When Zohran Mamdani applied to Columbia University in 2009, he checked both the “Asian” and “Black or African American” boxes on his admissions form. He wasn’t lying – technically. Born in Uganda to Indian parents, Mamdani said he was trying to express his complex heritage. But in a recent interview with The New York Times, he admitted something telling: he doesn’t consider himself black.
That admission, buried beneath the usual progressive buzzwords about “nuance” and “complexity,” should be a wake-up call for anyone still defending race-based admissions in elite education. Mamdani didn’t cheat the system. He played by its rules. And that’s exactly the problem.
Affirmative action was created to correct a specific, historic injustice – namely, the exclusion of black Americans from educational and economic opportunity due to slavery, segregation and systemic racism. That legacy should never be dismissed. But somewhere along the way, the mission morphed. The clear moral case for helping the descendants of American slavery became a bureaucratic puzzle of identity checkboxes and social engineering. Instead of justice, we got a hierarchy.
And in that hierarchy, Mamdani fits like a glove: the child of global elites, raised in South Africa and New York, Ivy-educated, and now the Democratic nominee for mayor of America’s largest city. He is South Asian, Muslim, foreign-born, and left-wing. He checks nearly every “diversity” box – except the one that actually reflects the lived black American experience.
The irony is as thick as it is offensive. While Mamdani was able to strategically claim blackness on a college application, millions of black Americans who descend from enslaved ancestors in this country don’t have the luxury of toggling between identities. Their blackness isn’t theoretical. It’s not geographic. It’s not optional. It’s lived.

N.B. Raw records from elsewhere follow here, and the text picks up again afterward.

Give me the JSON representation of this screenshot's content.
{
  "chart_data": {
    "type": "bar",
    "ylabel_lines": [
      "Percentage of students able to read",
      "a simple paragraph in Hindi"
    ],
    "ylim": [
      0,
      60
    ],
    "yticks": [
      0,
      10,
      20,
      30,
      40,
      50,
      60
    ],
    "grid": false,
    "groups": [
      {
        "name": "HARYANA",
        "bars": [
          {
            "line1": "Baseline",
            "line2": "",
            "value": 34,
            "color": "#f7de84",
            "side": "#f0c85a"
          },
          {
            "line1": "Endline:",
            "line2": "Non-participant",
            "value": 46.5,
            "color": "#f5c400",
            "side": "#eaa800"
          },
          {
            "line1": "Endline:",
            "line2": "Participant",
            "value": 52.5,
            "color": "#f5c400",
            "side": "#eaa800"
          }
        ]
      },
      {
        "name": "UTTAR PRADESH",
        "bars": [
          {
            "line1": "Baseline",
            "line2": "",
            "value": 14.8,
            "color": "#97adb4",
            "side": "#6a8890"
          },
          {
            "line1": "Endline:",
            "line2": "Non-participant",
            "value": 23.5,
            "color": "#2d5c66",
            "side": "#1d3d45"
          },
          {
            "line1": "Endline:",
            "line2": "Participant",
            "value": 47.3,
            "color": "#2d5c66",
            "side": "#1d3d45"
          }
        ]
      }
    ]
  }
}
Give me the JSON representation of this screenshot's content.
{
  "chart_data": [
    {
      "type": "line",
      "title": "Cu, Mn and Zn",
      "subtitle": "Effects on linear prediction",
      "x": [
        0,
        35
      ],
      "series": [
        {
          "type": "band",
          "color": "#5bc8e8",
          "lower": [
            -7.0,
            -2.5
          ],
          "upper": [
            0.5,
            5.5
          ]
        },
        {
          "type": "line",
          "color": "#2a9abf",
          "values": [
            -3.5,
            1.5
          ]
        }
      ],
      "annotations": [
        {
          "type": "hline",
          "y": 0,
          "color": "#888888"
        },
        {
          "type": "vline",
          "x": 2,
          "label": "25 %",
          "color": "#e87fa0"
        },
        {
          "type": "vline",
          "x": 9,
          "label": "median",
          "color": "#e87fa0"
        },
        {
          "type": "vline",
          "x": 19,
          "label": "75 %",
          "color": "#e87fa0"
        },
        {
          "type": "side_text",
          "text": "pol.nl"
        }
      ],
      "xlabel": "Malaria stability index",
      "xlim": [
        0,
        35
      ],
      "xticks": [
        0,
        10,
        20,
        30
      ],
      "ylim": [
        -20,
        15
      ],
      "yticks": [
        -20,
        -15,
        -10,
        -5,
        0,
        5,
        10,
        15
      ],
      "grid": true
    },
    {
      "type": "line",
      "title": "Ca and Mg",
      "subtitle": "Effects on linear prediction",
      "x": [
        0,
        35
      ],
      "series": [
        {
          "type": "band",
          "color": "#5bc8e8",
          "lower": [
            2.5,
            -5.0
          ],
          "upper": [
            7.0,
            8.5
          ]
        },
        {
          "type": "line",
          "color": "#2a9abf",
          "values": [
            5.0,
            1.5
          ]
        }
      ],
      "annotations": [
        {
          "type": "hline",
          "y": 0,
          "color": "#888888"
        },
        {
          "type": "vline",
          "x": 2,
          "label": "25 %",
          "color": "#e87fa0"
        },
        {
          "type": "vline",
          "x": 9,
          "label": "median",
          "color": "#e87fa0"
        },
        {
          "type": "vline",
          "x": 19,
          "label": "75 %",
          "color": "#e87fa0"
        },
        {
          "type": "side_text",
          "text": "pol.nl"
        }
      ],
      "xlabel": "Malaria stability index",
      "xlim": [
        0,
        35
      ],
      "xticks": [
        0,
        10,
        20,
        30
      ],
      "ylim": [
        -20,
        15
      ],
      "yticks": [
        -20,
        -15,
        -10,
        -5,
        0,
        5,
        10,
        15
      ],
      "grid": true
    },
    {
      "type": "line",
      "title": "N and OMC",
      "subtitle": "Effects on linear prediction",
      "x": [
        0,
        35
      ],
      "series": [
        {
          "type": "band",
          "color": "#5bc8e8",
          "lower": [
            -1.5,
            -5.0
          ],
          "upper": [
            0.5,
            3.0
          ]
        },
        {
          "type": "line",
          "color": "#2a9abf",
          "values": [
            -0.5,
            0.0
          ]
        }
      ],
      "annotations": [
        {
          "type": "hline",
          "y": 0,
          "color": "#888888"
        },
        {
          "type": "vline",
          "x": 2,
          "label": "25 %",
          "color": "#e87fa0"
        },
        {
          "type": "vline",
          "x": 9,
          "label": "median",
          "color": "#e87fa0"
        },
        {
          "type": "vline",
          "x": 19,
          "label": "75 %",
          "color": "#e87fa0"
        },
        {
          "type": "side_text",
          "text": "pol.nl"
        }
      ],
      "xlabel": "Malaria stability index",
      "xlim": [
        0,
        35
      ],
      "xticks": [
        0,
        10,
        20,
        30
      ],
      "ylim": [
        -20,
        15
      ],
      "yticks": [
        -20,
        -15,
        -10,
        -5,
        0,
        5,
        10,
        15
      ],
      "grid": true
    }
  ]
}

And that’s where the whole framework collapses. Race-based preferences were never meant to accommodate the entire post-colonial diaspora. They were intended to address very real, generational harm done to one group in one country. But now, in our DEI-obsessed meritocracy, identity has become performance. And the rewards are tangible.
Admissions officers, HR departments, nonprofit grant boards and media gatekeepers now trade in racial optics. And when identity becomes currency, don’t be surprised when people spend it. Mamdani didn’t manipulate the system. The system was built for this kind of manipulation.
The truth is that America has outgrown the crude framework of affirmative action. We are no longer a binary society of white and black. We are a multiracial, multiethnic, globally diverse country where millions of people – like Mamdani – simply don’t fit the identity boxes that were designed in the 1960s. So what happens now?
Applicants are left with two choices: identify with the white majority and face tougher standards, or align themselves with an underrepresented minority and gain easier access into elite institutions. And let’s not pretend the incentives aren’t clear. When Columbia and schools like it make race a major factor in admissions, they create a system that rewards creative box-checking and punishes honesty.
Even after the Supreme Court struck down affirmative action as we know it, colleges and corporations have merely shifted their tactics. Now it’s “holistic review,” “lived experience,” or “diversity statements.” The language has changed, but the outcome is the same: racial preferences dressed up in progressive euphemisms.
The left will argue this is about equity. But there’s nothing equitable about handing elite opportunities to the children of foreign intellectuals while working-class black and white students in Detroit, Baltimore, or Appalachia struggle to access decent public schools. There’s nothing “inclusive” about telling a Nigerian-American millionaire’s son that he’s oppressed, while a white kid raised by a single mom in rural Kentucky is “privileged” by default.
And there’s nothing authentic about Mamdani’s performance. He is now running for mayor of New York on a platform centered around his identity as a Muslim South Asian immigrant. But when it suited him – when it might have given him a leg up at Columbia – he was also “black.” And not a single progressive called foul.
The original intent of affirmative action, as envisioned by the more principled civil rights leaders of the time, wasn’t about lowering standards – it was about aggressive outreach and opening doors that had long been shut. But that intent has been distorted beyond recognition. Today, affirmative action often serves those who know how to game the system—not those who genuinely need a hand up. It’s become of no real use to black Americans, especially those trapped in failing schools or left behind by progressive urban leadership. In fact, it now risks insulting the very people it was meant to empower, by implying that we can’t compete without shortcuts.
If a conservative had done this, we’d never hear the end of it. But Mamdani gets a pass. Because in the world of DEI, ideology covers a multitude of sins.
As a black conservative, I find it exhausting. Blackness is not a costume. It’s not a checkbox. And it’s not a card to be played when convenient. If this country wants to move forward, we need to stop reducing people to their demographic categories and start treating them as individuals – complex, contradictory and fully human.
Affirmative action may have been justifiable in the past, but today, it’s an outdated, divisive, and counterproductive policy. It’s time to end it.
Zohran Mamdani is not a villain. He is the logical conclusion of a broken system. And if we don’t fix it, there will be many more just like him.